Unregulated selling lessons from Nairobi Women’s Hospital

Running a business as a sales team is a recipe for disaster. FILE PHOTO | NMG

What you need to know:

  • Selling a product calls for a narrow, short-term, specialist view.
  • Leading a business calls for a broader, long-term, ‘generalist’ view.
  • As enticing as it may seem, no company can survive on unfettered selling.

What does Nairobi Women’s Hospital (NWH) have in common with Wells Fargo and Microsoft in the United States? Proof that when you run a business like an unregulated sales team, you are brewing a recipe for disaster. The ongoing serialisation in the Sunday Nation about the scandal at NWH, says that the institution focused more on meeting the set revenue targets by incentivising clinical officers (through paying commissions for prescribing unwarranted admissions and delayed discharges), than addressing patient healthcare needs.

And the revenue, commissions, admissions and discharge numbers were (admirably, from a sales perspective) being actively monitored hourly, every day, day and night by none other than the chief executive officer (CEO) himself!

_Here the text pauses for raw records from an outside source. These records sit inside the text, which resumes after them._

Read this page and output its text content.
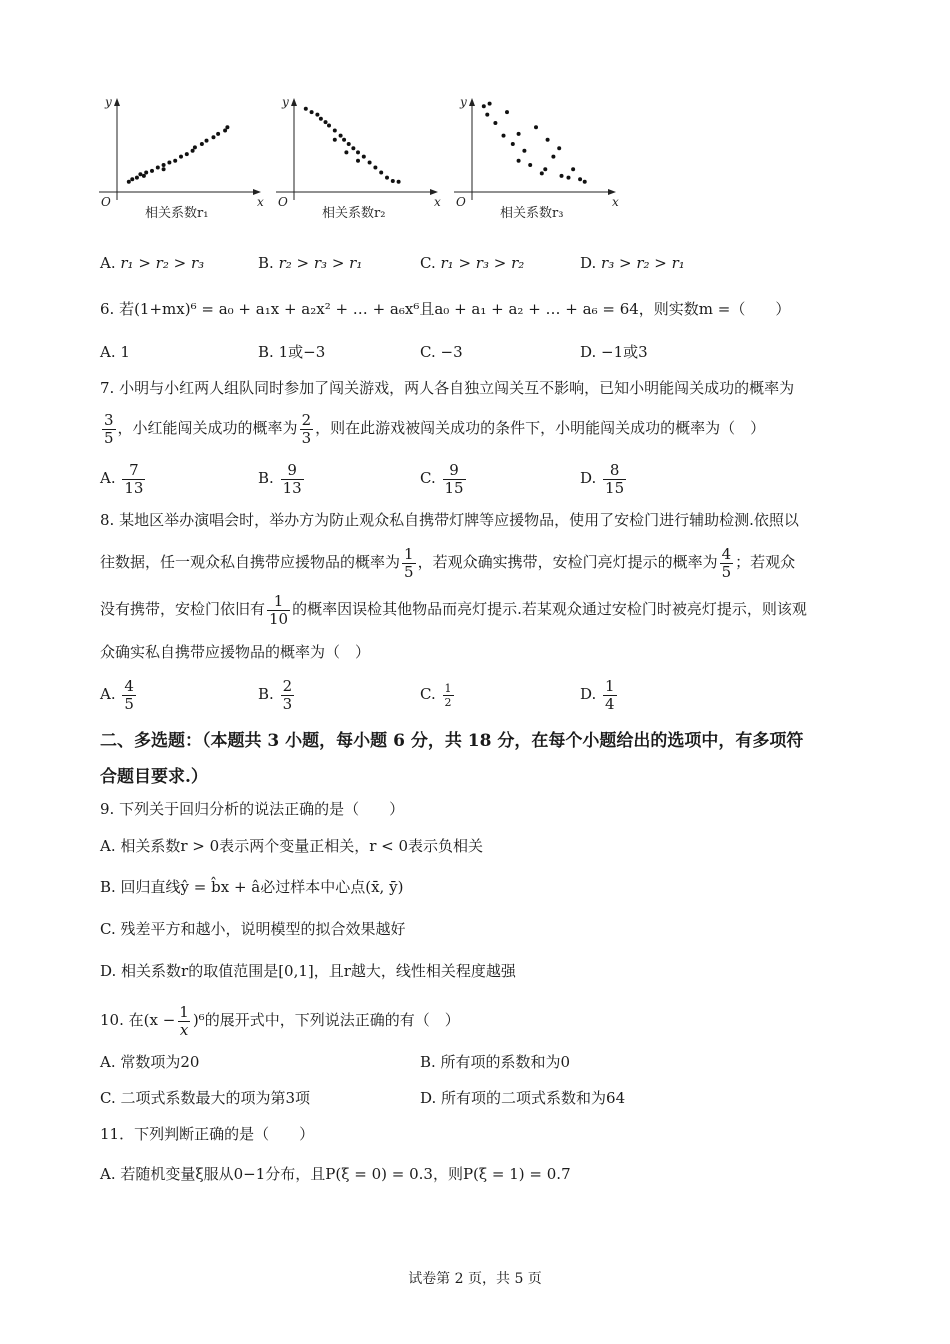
y
x
O
相关系数r₁
y
x
O
相关系数r₂
y
x
O
相关系数r₃
A. r₁ > r₂ > r₃	B. r₂ > r₃ > r₁	C. r₁ > r₃ > r₂	D. r₃ > r₂ > r₁
6. 若(1+mx)⁶ = a₀ + a₁x + a₂x² + … + a₆x⁶且a₀ + a₁ + a₂ + … + a₆ = 64，则实数m =（　　）
A. 1	B. 1或−3	C. −3	D. −1或3
7. 小明与小红两人组队同时参加了闯关游戏，两人各自独立闯关互不影响，已知小明能闯关成功的概率为
$\frac{3}{5}$ ，小红能闯关成功的概率为 $\frac{2}{3}$ ，则在此游戏被闯关成功的条件下，小明能闯关成功的概率为（　）
A. $\frac{7}{13}$	B. $\frac{9}{13}$	C. $\frac{9}{15}$	D. $\frac{8}{15}$
8. 某地区举办演唱会时，举办方为防止观众私自携带灯牌等应援物品，使用了安检门进行辅助检测.依照以
往数据，任一观众私自携带应援物品的概率为 $\frac{1}{5}$ ，若观众确实携带，安检门亮灯提示的概率为 $\frac{4}{5}$ ；若观众
没有携带，安检门依旧有 $\frac{1}{10}$ 的概率因误检其他物品而亮灯提示.若某观众通过安检门时被亮灯提示，则该观
众确实私自携带应援物品的概率为（　）
A. $\frac{4}{5}$	B. $\frac{2}{3}$	C. $\frac{1}{2}$	D. $\frac{1}{4}$
二、多选题：（本题共 3 小题，每小题 6 分，共 18 分，在每个小题给出的选项中，有多项符
合题目要求.）
9. 下列关于回归分析的说法正确的是（　　）
A. 相关系数r > 0表示两个变量正相关，r < 0表示负相关
B. 回归直线ŷ = b̂x + â必过样本中心点(x̄, ȳ)
C. 残差平方和越小，说明模型的拟合效果越好
D. 相关系数r的取值范围是[0,1]，且r越大，线性相关程度越强
10. 在$(x - \frac{1}{x} )^6$的展开式中，下列说法正确的有（　）
A. 常数项为20	B. 所有项的系数和为0
C. 二项式系数最大的项为第3项	D. 所有项的二项式系数和为64
11．下列判断正确的是（　　）
A. 若随机变量ξ服从0−1分布，且P(ξ = 0) = 0.3，则P(ξ = 1) = 0.7
试卷第 2 页，共 5 页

This is reminiscent of the Wells Fargo scandal. For five years until 2016, the American 160-plus year old bank fraudulently opened two million accounts through ‘cross-selling’ to its existing customers. And why? To meet impossible sales targets, intended to purposely inflate the bank’s share value and therefore executive bonuses. And all this happened with the blessings of the board and executive. Those who didn’t ‘shape up’ were ‘shipped out’.

In November 2016, we wrote here about it saying, “Because all the greedy bank wanted was accounts, irrespective of where they came from, the salespeople went into survival mode. Forging customer signatures, they proceeded to open two million accounts and put them down as ‘cross-sells’.”

In February of 2014, we wrote right here that, turning sales people into CEO’s might not help firms. This was after Steve Ballmer was replaced by Satya Nadella as Microsoft’s CEO. Business analysts and the several media have described Ballmer as: “The worst CEO of all time for a Fortune 500 company. During his time, Microsoft’s share value dropped by half.It went up by eight percent on news of his retirement. And yet, that Ballmer was a successful salesperson is not in question.(As Executive Vice President Sales and Support) Ballmer’s aggressive salesmanship during the boom days of the personal-computer industry exemplified how Microsoft became the world’s most valuable company.

He also built one of the world’s most profitable and efficient sales and channel organisations.” So what was the problem? “Steve Ballmer was regarded more as a salesman and cheerleader than a visionary. Microsoft’s employee base never really bought into Ballmer and whatever vision he had for the business; like many salespeople, he was seen as a bit too short-sighted.”

Clearly running a business as a sales team is a recipe for disaster. And yet paradoxically, the success of both is measured by sales made. Alas! Sales may be the lifeline of a business, but it is not the business. Businesses, even those being fattened for sale like Nairobi Women’s Hospital cannot focus purely on sales to grow. Selling a product calls for a narrow, short-term, specialist view. Leading a business calls for a broader, long-term, ‘generalist’ view. As enticing as it may seem, no company can survive on unfettered selling.